Maßgebliches Arbeitsergebnis der Dokumentationsassistenz im Medizincontrolling ist die umfassende Dokumentation und Verschlüsselung medizinischer Informationen sowie die Verwaltung und Pflege des Datenbestandes als Basis für die Behandlung, Abrechnung und das Qualitätsmanagement. Sämtliche Tätigkeiten der Klägerin im Zusammenhang mit der Aktenführung sowie der Aufnahme-, Aufenthalts-, Behandlungs- sowie Entlassungscodierung dienen diesem Zweck.

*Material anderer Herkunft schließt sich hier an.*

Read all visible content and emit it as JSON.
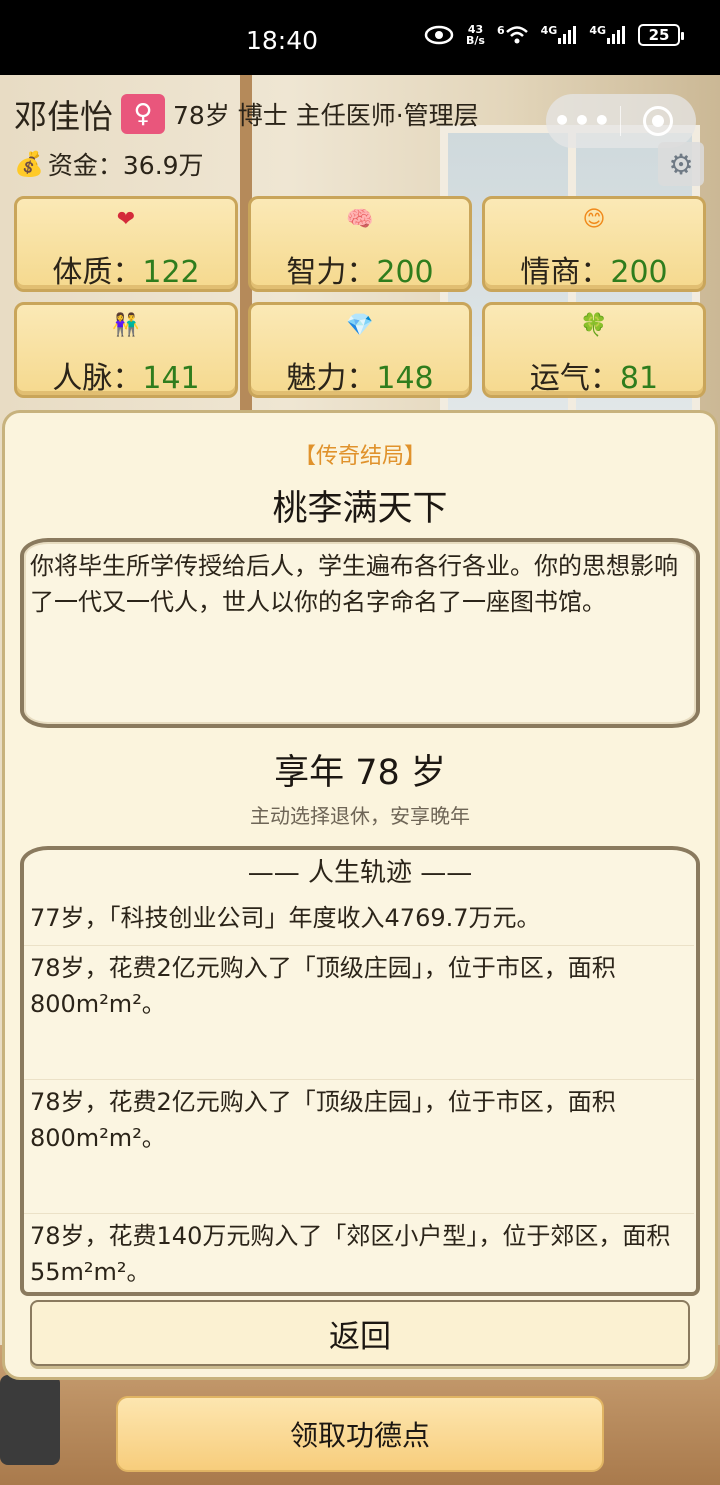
{
  "status_bar": {
    "time": "18:40",
    "net_speed_top": "43",
    "net_speed_bottom": "B/s",
    "battery": "25",
    "net_label_1": "4G",
    "net_label_2": "4G",
    "wifi_badge": "6"
  },
  "player": {
    "name": "邓佳怡",
    "gender_symbol": "♀",
    "profile": "78岁 博士 主任医师·管理层",
    "money": "资金：36.9万"
  },
  "stats": [
    {
      "icon": "❤",
      "icon_name": "heart-icon",
      "color": "#d42b3a",
      "label": "体质：",
      "value": "122"
    },
    {
      "icon": "🧠",
      "icon_name": "brain-icon",
      "color": "#3b7bd8",
      "label": "智力：",
      "value": "200"
    },
    {
      "icon": "😊",
      "icon_name": "smile-icon",
      "color": "#f08a1c",
      "label": "情商：",
      "value": "200"
    },
    {
      "icon": "👫",
      "icon_name": "people-icon",
      "color": "#2f8a3a",
      "label": "人脉：",
      "value": "141"
    },
    {
      "icon": "💎",
      "icon_name": "diamond-icon",
      "color": "#7a3bb8",
      "label": "魅力：",
      "value": "148"
    },
    {
      "icon": "🍀",
      "icon_name": "clover-icon",
      "color": "#b99a2c",
      "label": "运气：",
      "value": "81"
    }
  ],
  "ending": {
    "tag": "【传奇结局】",
    "title": "桃李满天下",
    "description": "你将毕生所学传授给后人，学生遍布各行各业。你的思想影响了一代又一代人，世人以你的名字命名了一座图书馆。",
    "age": "享年 78 岁",
    "reason": "主动选择退休，安享晚年"
  },
  "track": {
    "title": "—— 人生轨迹 ——",
    "entries": [
      "77岁，「科技创业公司」年度收入4769.7万元。",
      "78岁，花费2亿元购入了「顶级庄园」，位于市区，面积800m²m²。",
      "78岁，花费2亿元购入了「顶级庄园」，位于市区，面积800m²m²。",
      "78岁，花费140万元购入了「郊区小户型」，位于郊区，面积55m²m²。"
    ]
  },
  "buttons": {
    "back": "返回",
    "merit": "领取功德点"
  },
  "colors": {
    "stat_value": "#2f7d1d",
    "tag": "#e0922c",
    "gender_badge": "#e9567c"
  }
}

Ohne Erfolg führt die Beklagte an, es lägen zwei Arbeitsvorgänge vor. Selbst wenn die Tätigkeiten der Botengänge und das Auffüllen leerer Paletten als „sachfremd“ aus dem zu bewertenden Arbeitsvorgang herauszurechnen wären, würde dies an dem vom Gericht zu überprüfenden großen Arbeitsvorgang der Dokumentationsassistenz inklusive Zusammenhangstätigkeiten nichts ändern.
Die Tätigkeit der Klägerin als Dokumentationsassistentin im Bereich Medizincontrolling erfordert auch gründliche Fachkenntnisse i.S.d. Entgeltgruppe 5 Fallgruppe 2. Hierzu gehören nähere Kenntnisse von Rechtsvorschriften oder näheres kaufmännisches oder technisches Fachwissen usw. Nach BAG-Rechtsprechung, von der abzuweichen kein Anlass besteht, hat das Tarifmerkmal sowohl ein quantitatives als auch ein qualitatives Element. Daher sind Fachkenntnisse von nicht ganz unerheblichem Ausmaß und nicht nur oberflächlicher Art zu verlangen (BAG 23.9.2009 - 4 AZR 308/08). Die Klägerin hebt sich als Dokumentationsassistentin deutlich aus der Entgeltgruppe 3 heraus. Dies ergibt sich bereits daraus, dass die Klägerin für ihre Tätigkeit die Vorgaben und Inhalte der Deutschen Kodierrichtlinien kennen muss. Aus dem zuvor Gesagten folgt zudem, dass für die Klägerin sogar die Fallgruppe 1 der Entgeltgruppe 5 greift.